Mr. Henry S. Salt, famous humanitarian and friend of Bernard Shaw, Gandhi and many other celebrities, died yesterday at Brighton, aged 87.
He was the founder and the honorary secretary of the Humanitarian League, the objects of which were to abolish blood sports and vivisection, reform prisons and education, and popularise humane diet.
Mr Salt did not eat meat for over 60 years, and it is said that it was through his writings that Gandhi became a vegetarian.
Mr. Salt was a prolific writer, and in one of his books, “Memories of Bygone Eton,” he recalled that his father-in-law, the Rev.
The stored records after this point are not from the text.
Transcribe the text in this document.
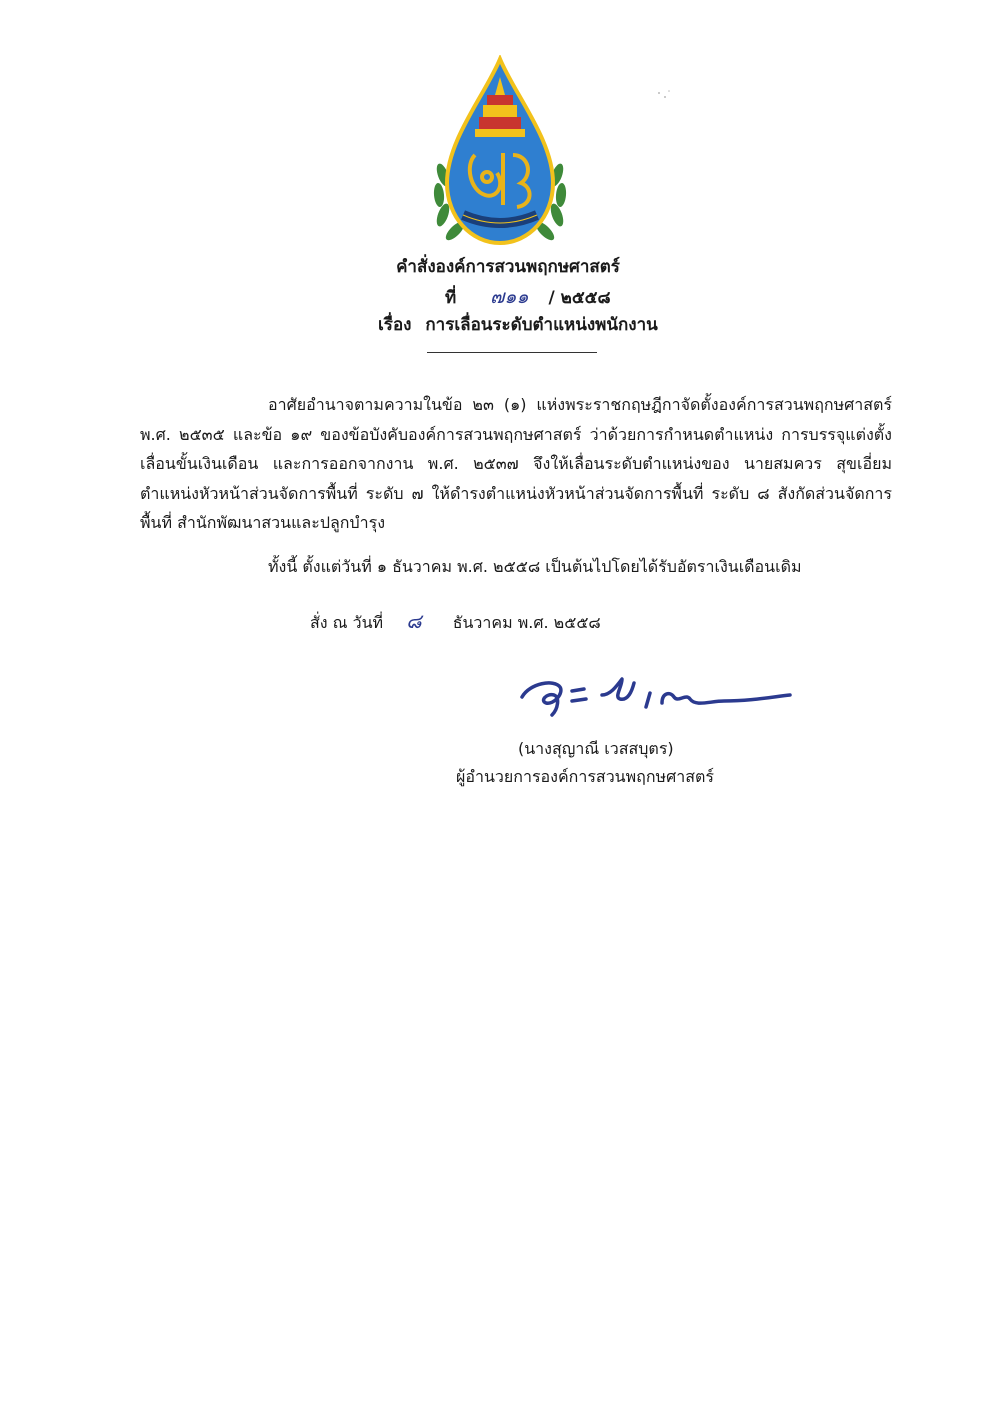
คำสั่งองค์การสวนพฤกษศาสตร์
ที่ ๗๑๑ / ๒๕๕๘
เรื่อง การเลื่อนระดับตำแหน่งพนักงาน
อาศัยอำนาจตามความในข้อ ๒๓ (๑) แห่งพระราชกฤษฎีกาจัดตั้งองค์การสวนพฤกษศาสตร์
พ.ศ. ๒๕๓๕ และข้อ ๑๙ ของข้อบังคับองค์การสวนพฤกษศาสตร์ ว่าด้วยการกำหนดตำแหน่ง การบรรจุแต่งตั้ง
เลื่อนขั้นเงินเดือน และการออกจากงาน พ.ศ. ๒๕๓๗ จึงให้เลื่อนระดับตำแหน่งของ นายสมควร สุขเอี่ยม
ตำแหน่งหัวหน้าส่วนจัดการพื้นที่ ระดับ ๗ ให้ดำรงตำแหน่งหัวหน้าส่วนจัดการพื้นที่ ระดับ ๘ สังกัดส่วนจัดการ
พื้นที่ สำนักพัฒนาสวนและปลูกบำรุง
ทั้งนี้ ตั้งแต่วันที่ ๑ ธันวาคม พ.ศ. ๒๕๕๘ เป็นต้นไปโดยได้รับอัตราเงินเดือนเดิม
สั่ง ณ วันที่ ๘ ธันวาคม พ.ศ. ๒๕๕๘
(นางสุญาณี เวสสบุตร)
ผู้อำนวยการองค์การสวนพฤกษศาสตร์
J. L. Joynes, had Swinburne as a pupil in his house and related this anecdote about the famous poet.
WHY SWINBURNE THREW
“He had once an illness when at Eton, and his mother, Lady Jane Swinburne, who had come to be with him there, was beguiling the hours by reading his beloved Shakespeare to him as he lay in bed.
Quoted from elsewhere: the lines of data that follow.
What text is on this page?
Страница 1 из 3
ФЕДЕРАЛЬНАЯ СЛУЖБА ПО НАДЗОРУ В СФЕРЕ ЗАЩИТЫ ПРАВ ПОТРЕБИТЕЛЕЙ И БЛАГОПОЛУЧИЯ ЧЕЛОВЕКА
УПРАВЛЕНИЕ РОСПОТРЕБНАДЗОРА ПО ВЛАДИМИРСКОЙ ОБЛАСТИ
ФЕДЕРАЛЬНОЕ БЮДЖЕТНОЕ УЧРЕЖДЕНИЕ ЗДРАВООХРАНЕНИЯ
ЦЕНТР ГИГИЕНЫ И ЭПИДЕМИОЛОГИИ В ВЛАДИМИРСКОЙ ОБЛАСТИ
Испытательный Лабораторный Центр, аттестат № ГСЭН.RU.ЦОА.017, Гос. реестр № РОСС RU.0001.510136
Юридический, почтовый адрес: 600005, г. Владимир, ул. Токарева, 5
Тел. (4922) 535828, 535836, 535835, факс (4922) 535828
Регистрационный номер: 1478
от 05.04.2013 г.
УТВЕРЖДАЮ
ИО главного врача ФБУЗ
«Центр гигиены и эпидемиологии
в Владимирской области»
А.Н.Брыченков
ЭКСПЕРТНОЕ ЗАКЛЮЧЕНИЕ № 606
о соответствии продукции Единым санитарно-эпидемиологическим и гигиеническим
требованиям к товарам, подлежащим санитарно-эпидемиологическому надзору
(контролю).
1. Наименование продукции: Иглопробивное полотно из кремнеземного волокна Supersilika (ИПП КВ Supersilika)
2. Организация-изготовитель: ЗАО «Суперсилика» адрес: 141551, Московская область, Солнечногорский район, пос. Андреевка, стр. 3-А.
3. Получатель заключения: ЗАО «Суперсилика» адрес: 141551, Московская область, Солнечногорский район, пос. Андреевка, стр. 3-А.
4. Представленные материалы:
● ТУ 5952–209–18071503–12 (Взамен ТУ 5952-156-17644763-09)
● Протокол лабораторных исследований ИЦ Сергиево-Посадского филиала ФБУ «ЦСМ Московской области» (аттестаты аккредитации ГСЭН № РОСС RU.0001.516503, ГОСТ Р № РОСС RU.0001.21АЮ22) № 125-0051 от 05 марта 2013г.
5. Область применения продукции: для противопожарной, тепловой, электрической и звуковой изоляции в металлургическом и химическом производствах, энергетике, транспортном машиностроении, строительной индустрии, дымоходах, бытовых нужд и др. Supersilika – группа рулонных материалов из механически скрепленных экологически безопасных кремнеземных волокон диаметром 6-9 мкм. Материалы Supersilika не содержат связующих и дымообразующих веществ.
“She left the room for a time, and her maid undertook to act as deputy-reader in her absence, but had not read many lines before Swinburne, infuriated by the outrage done to the sacred text, dashed into her face a glass of water which was standing by the bedside.”
H. W. Massingham once said of Mr. Salt that he was “a whole hogger.”
“Flogging and vivisection were two planks in the Humanitarian League platform,” he wrote, “and Mr. Salt was never running to and fro between the people who wanted the floggers vivisected and the people who wanted the vivisectors flogged. He stood four square.”